Findings from a disease model developed by a research team at Iowa State University may help public health officials evaluate and improve strategies for the next pandemic.
Nearly two years ago, the Centers for Disease Control and Prevention (CDC) released its recommendations for a phased COVID-19 vaccine rollout. The agency prioritized groups based on occupation, age, living condition and high-risk medical conditions in an effort to protect the vulnerable and reduce deaths.
But Claus Kadelka, assistant professor of mathematics and lead author of a new paper in the Journal of Theoretical Biology, says future pandemic responses should also consider ethnicity and social contact patterns that affect disease dynamics.
"Many researchers in this field focus primarily on age. Who should get the vaccine first: older people who are the most vulnerable or younger people who have more contacts and can more easily spread the disease? Not considering other social dimensions when developing a vaccination strategy can lead to different or wrong predictions about the best way to prevent deaths,” said Kadelka.
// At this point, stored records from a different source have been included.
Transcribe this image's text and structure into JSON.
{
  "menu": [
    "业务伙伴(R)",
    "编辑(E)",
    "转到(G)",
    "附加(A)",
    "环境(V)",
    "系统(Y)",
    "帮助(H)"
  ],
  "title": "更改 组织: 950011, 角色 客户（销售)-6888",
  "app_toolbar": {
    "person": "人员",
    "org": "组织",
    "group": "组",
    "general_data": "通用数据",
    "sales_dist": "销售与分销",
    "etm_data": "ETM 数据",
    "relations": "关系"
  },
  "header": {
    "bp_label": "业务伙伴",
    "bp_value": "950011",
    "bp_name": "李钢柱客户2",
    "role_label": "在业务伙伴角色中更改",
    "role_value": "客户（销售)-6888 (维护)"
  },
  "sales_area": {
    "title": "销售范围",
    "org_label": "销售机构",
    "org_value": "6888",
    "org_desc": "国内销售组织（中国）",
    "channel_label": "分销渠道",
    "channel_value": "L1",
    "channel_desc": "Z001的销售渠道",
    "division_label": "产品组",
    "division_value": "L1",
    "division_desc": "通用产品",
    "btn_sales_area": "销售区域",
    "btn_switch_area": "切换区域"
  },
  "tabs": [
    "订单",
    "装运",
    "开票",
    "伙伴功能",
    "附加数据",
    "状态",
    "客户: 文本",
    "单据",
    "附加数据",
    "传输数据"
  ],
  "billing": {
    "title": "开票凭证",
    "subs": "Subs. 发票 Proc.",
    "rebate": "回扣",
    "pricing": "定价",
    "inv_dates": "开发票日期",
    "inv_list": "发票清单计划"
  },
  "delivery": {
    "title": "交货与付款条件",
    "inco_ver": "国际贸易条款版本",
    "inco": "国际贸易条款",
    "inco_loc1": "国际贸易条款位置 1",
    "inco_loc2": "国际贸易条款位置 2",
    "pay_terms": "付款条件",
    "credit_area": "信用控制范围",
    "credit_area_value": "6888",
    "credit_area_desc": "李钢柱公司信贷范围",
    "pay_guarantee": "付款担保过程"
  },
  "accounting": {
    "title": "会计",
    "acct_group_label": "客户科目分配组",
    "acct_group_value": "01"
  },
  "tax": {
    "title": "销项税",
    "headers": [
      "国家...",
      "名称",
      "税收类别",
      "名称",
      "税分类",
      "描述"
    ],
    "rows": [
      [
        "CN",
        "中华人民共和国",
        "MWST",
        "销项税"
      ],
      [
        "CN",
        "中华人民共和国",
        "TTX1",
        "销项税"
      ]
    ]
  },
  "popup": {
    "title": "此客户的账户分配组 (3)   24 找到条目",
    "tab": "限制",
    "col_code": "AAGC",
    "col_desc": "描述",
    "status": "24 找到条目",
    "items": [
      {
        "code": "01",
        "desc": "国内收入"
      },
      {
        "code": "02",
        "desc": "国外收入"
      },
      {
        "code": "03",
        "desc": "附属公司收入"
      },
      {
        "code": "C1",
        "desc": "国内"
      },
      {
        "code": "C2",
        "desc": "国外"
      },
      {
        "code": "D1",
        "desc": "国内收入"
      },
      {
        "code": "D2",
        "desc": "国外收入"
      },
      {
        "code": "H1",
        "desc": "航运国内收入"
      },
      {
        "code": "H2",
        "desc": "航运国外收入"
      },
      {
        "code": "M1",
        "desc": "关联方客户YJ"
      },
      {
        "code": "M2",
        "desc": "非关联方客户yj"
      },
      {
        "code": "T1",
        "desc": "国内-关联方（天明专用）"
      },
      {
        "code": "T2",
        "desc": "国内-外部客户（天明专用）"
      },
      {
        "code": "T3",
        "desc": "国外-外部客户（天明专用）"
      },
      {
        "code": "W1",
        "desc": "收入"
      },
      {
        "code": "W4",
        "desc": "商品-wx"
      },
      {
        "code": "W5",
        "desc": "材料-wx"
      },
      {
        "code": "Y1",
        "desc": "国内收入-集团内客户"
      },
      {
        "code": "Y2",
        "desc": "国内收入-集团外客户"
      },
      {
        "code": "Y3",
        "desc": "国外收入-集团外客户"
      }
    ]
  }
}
The researchers point to multiple studies showing that people of color have been disproportionately affected by COVID-19. The infection rate in predominately Black counties in the U.S. was three times higher than predominately white counties in 2020, and the Navajo Nation had more cases per capita than any state in the country.
One reason for the disparity, they explain, is that people of color are more likely to work in public-facing and high-contact jobs (e.g., transportation services, grocery stores, meat packing facilities), which do not easily allow for physical distancing and remote work. People of color are also more likely to live in higher-density or multi-generational housing where it’s harder to quarantine and prevent the spread of the virus.
Using data from the CDC, U.S. Census Bureau and U.S. Bureau of Labor, the researchers applied a model they developed last year and incorporated different contact rates and occupational hazards by age and ethnicity. They then utilized the Iowa State supercomputer to analyze 2.9 million different vaccination strategies to identify those that achieved specific goals, such as minimizing infections or deaths from COVID-19.
"Our first big take-away from the study is that ‘ethnic homophily,’ the concept that people tend to interact more frequently with people from the same demographic group, matters,” said Kadelka. “The best strategy that included ethnicity prevented more deaths than the best strategy without ethnicity.”
Kadelka said the second big finding is less intuitive.
“When trying to minimize the number of deaths, it is best to get the vaccine to the oldest people of color first, because they are at immediate risk, followed by working-age non-Hispanic whites and non-Hispanic Asians with high-contact jobs, so they stop spreading the virus through the community.”
As to whether the optimal vaccine strategy in the model would have had the same effect in the real world, Kadelka said it’s hard to know because many social and disease characteristics, like detailed contact patterns and factors affecting susceptibility to infection, are still poorly understood. But he hopes the study will spur more research in the intersection of epidemiology and sociology.
The ISU researchers emphasized that prioritizing COVID-19 vaccine access based on ethnicity is not a theoretical concept. Two states, Montana and Vermont, opened vaccine eligibility to people of color before the general public in the spring of 2021.
They also cited a study that found three dozen states set aside some of their allotted vaccines for certain residents and communities based on disadvantages in income, education and housing.
Disease models, like the one Kadelka’s team developed and are continuing to work on, may help public health officials improve strategies when vaccines are in limited supply.